Please remember that the motor moves, for each pulse that Raspberry Pi sends on /STEP, accordingly to the settings of MS1, MS2, MS3; in our case 32 of them are needed in order to make a step.
Please notice that for each driver’s command line we have considered the possibility to choose – by means of bridges – among three GPIO lines; this has been done so to give you the possibility to mount more than one shield on Raspberry Pi 2 and thus to manage other applications, in addition to the scanner, and also to use the shield as general controller for other usages, and maybe to command two or three stepper motors (in that case it is almost inevitable to use different GPIOs for the various boards). Once the shield has been mounted, please place the jumpers as you please and write it down, since you will then have to set the GPIO lines in the software, accordingly to what will be explained later.

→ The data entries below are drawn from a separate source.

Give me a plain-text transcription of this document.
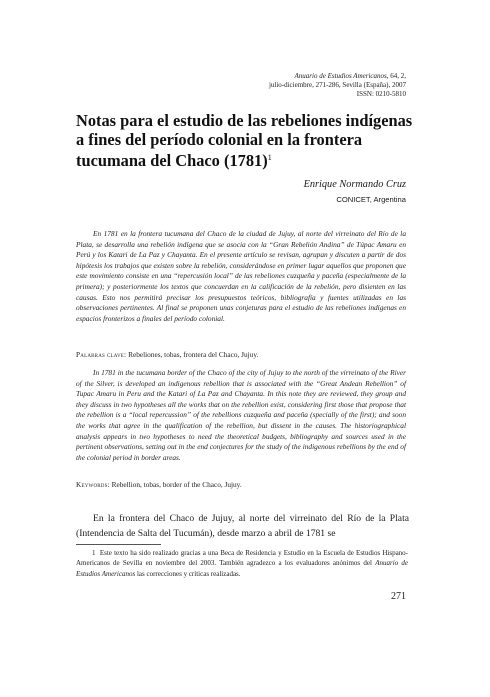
Anuario de Estudios Americanos, 64, 2,
julio-diciembre, 271-286, Sevilla (España), 2007
ISSN: 0210-5810
Notas para el estudio de las rebeliones indígenas a fines del período colonial en la frontera tucumana del Chaco $(1781)^1$
Enrique Normando Cruz
CONICET, Argentina

En 1781 en la frontera tucumana del Chaco de la ciudad de Jujuy, al norte del virreinato del Río de la Plata, se desarrolla una rebelión indígena que se asocia con la “Gran Rebelión Andina” de Túpac Amaru en Perú y los Katari de La Paz y Chayanta. En el presente artículo se revisan, agrupan y discuten a partir de dos hipótesis los trabajos que existen sobre la rebelión, considerándose en primer lugar aquellos que proponen que este movimiento consiste en una “repercusión local” de las rebeliones cuzqueña y paceña (especialmente de la primera); y posteriormente los textos que concuerdan en la calificación de la rebelión, pero disienten en las causas. Esto nos permitirá precisar los presupuestos teóricos, bibliografía y fuentes utilizadas en las observaciones pertinentes. Al final se proponen unas conjeturas para el estudio de las rebeliones indígenas en espacios fronterizos a finales del período colonial.

Palabras clave: Rebeliones, tobas, frontera del Chaco, Jujuy.

In 1781 in the tucumana border of the Chaco of the city of Jujuy to the north of the virreinato of the River of the Silver, is developed an indigenous rebellion that is associated with the “Great Andean Rebellion” of Tupac Amaru in Peru and the Katari of La Paz and Chayanta. In this note they are reviewed, they group and they discuss in two hypotheses all the works that on the rebellion exist, considering first those that propose that the rebellion is a “local repercussion” of the rebellions cuzqueña and paceña (specially of the first); and soon the works that agree in the qualification of the rebellion, but dissent in the causes. The historiographical analysis appears in two hypotheses to need the theoretical budgets, bibliography and sources used in the pertinent observations, setting out in the end conjectures for the study of the indigenous rebellions by the end of the colonial period in border areas.

Keywords: Rebellion, tobas, border of the Chaco, Jujuy.

En la frontera del Chaco de Jujuy, al norte del virreinato del Río de la Plata (Intendencia de Salta del Tucumán), desde marzo a abril de 1781 se

1 Este texto ha sido realizado gracias a una Beca de Residencia y Estudio en la Escuela de Estudios Hispano-Americanos de Sevilla en noviembre del 2003. También agradezco a los evaluadores anónimos del Anuario de Estudios Americanos las correcciones y críticas realizadas.

271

This being said, we will go on by claiming that each driver is composed of a double H-bridge, governed by an electronics that allows to set the electromagnetic field’s direction of rotation and therefore the one of the stepper motor’s driveshaft. Each time that a pulse comes on the STEP pin at a high level (the minimal tolerable duration is 1 µs) – unless there are different settings – the 1A, 1B, 2A and 2B outputs supply the pulses used in order to command if the motor’s rotor will move by a step or a fraction of it. We will end the overview concerning the drivers by talking about the /SLEEP pin, that activates the sleep mode (active logic and drivers turned off) and about RST, that resets the controller that governs the drivers and that sets the motor’s command outputs (1A, 1B, 2A, 2B) to a logical zero, even if STEP continues to receive pulses. In our application, RST and SLEEP are deactivated, since SLEEP has an internal pull-up resistor and by joining them they are both at 1.
The shield is pre arranged in order to receive two distinct power sources: VMOT is applied to the specific terminal box (and it is the 12 volt DC one for the motor), while 5V (mentioned on Raspberry Pi’s expansion connector) powers the driver’s logic and the ULN2003 line-driver.
This project comes in kit . Some components have to be soldered to the included PCB.